Kehidupan Nahum Situmorang tidak sesukses lagu-lagunya.  Nahum gagal dalam bercinta, sang kekasih yang sangat dicintainya jatuh kepelukan pria lain.  Kegagalan ini menjadi beban berat dan menyakitkan bagi Nahum, ia  bertekat untuk tidak bercinta  lagi. Tragedi ini dilukiskan oleh Nahum dalam lagu berjudul, Sai Gabema Ho, Sapatani Napuran, Ala Dao, Molo Sautma Ho Lao Tu Nadao.  Deretan lagu-lagu ini merupakan jeritan hati Nahum atau gambaran cintanya terhadap kekasih yang berpaling itu. Nahum tetap melajang di sepanjang hidupnya.
Lagu-lagu karya Nahum Situmorang tersebar luas ke seluruh penjuru tanah air bahkan ke mancanegara melalui penyiaran Radio Republik Indonesia (RRI), dari sejak awal kemerdekaan hingga   tahun 1970-an.  Volume penyiaran lagu-lagu Nahum mendapat porsi yang besar.  Pada masa itu Nahum Situmorang telah merekam lagu-lagunya dalam bentuk Piringan Hitam (PH) di studio rekaman Locananta Indonesia dan studio rekaman Polydor Amerika Serikat, bahkan sebagian lagu-lagunya di terjemahkan dalam bahasa Jerman yang kemudian direkam dalam bentuk PH.
Kreativitas dan produktifitas Nahum dalam menciptakan lagu-lagu mendapat perhatian dari pemerintah Indonesia.  Nahum mendapat penghargaan sebagai komponis nasional.  Selain itu berbagai piagam penghargaan telah diterima Nahum Situmorang dan penghargaan terakhir yang diterimanya adalah Anugerah Seni dari pemerintah pada tanggal 17 Agustus 1969.  Dua bulan kemudian, tepatnya tanggal 20 Oktober 1969  Nahum meninggalkan dunia ini untuk selamanya. Karya-karya emasnya menjadi harta karun yang tiada habisnya, menjadi rebutan di kalangan penyanyi Batak. 
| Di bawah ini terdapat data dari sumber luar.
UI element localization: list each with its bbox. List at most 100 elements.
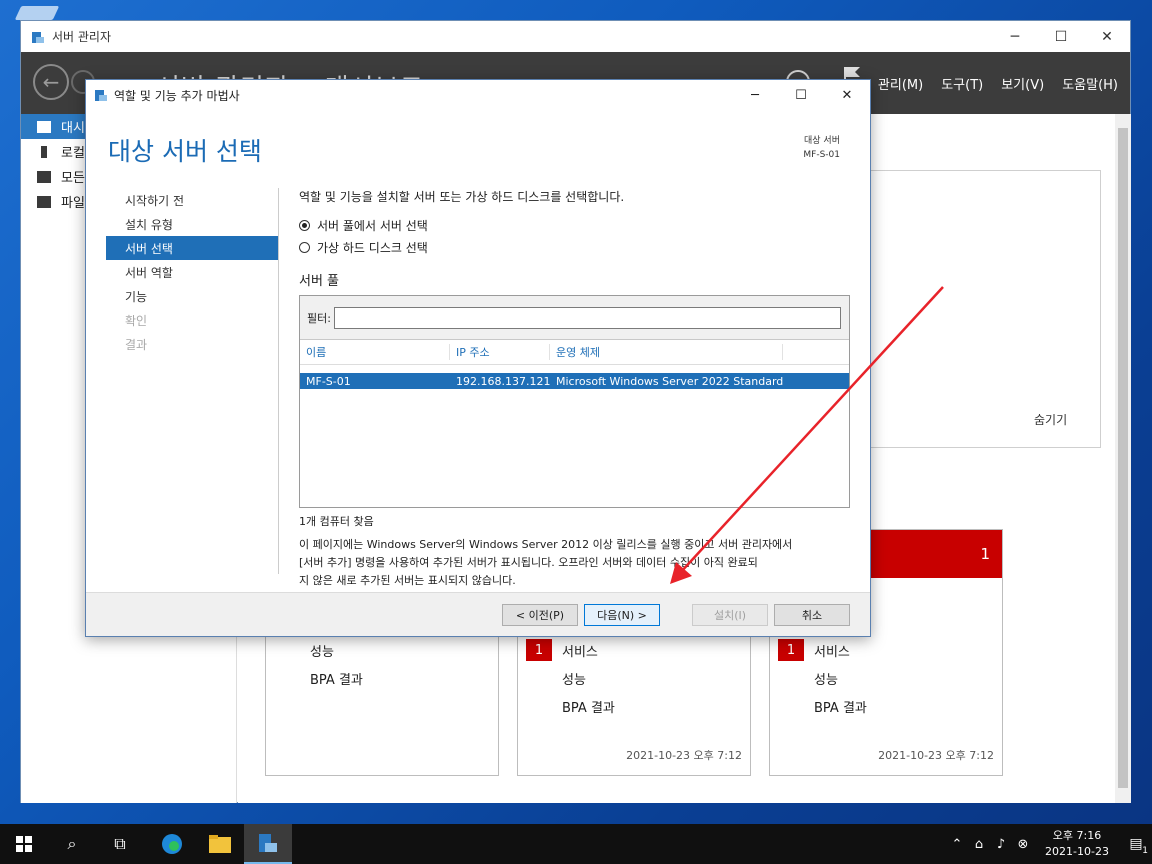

Hampir seluruh album rekaman pop Batak, mulai dari penyanyi Eddy Silitonga, Victor Hutabarat,  Rita Butarbutar, Emilia Contesa, Trio Lasidos, Jack Marpaung, Charles Simbolon, Trio Maduma dan sederetan penyanyi pop Batak lainnya selalu menyertakan karya Nahum Situmorang.  Deretan penyanyi ini telah banyak meraup keuntungan yang sangat besar atas karya-karya besar Nahum.  Namun tida terlintas di benak mereka akan keinginan Nahum semasa hidupnya yang jelas berkata, “Molo marujungma muse ngolungku sarihonma, anggo bangkekku di si tanomonmu, di si udeanku, sarihonma”.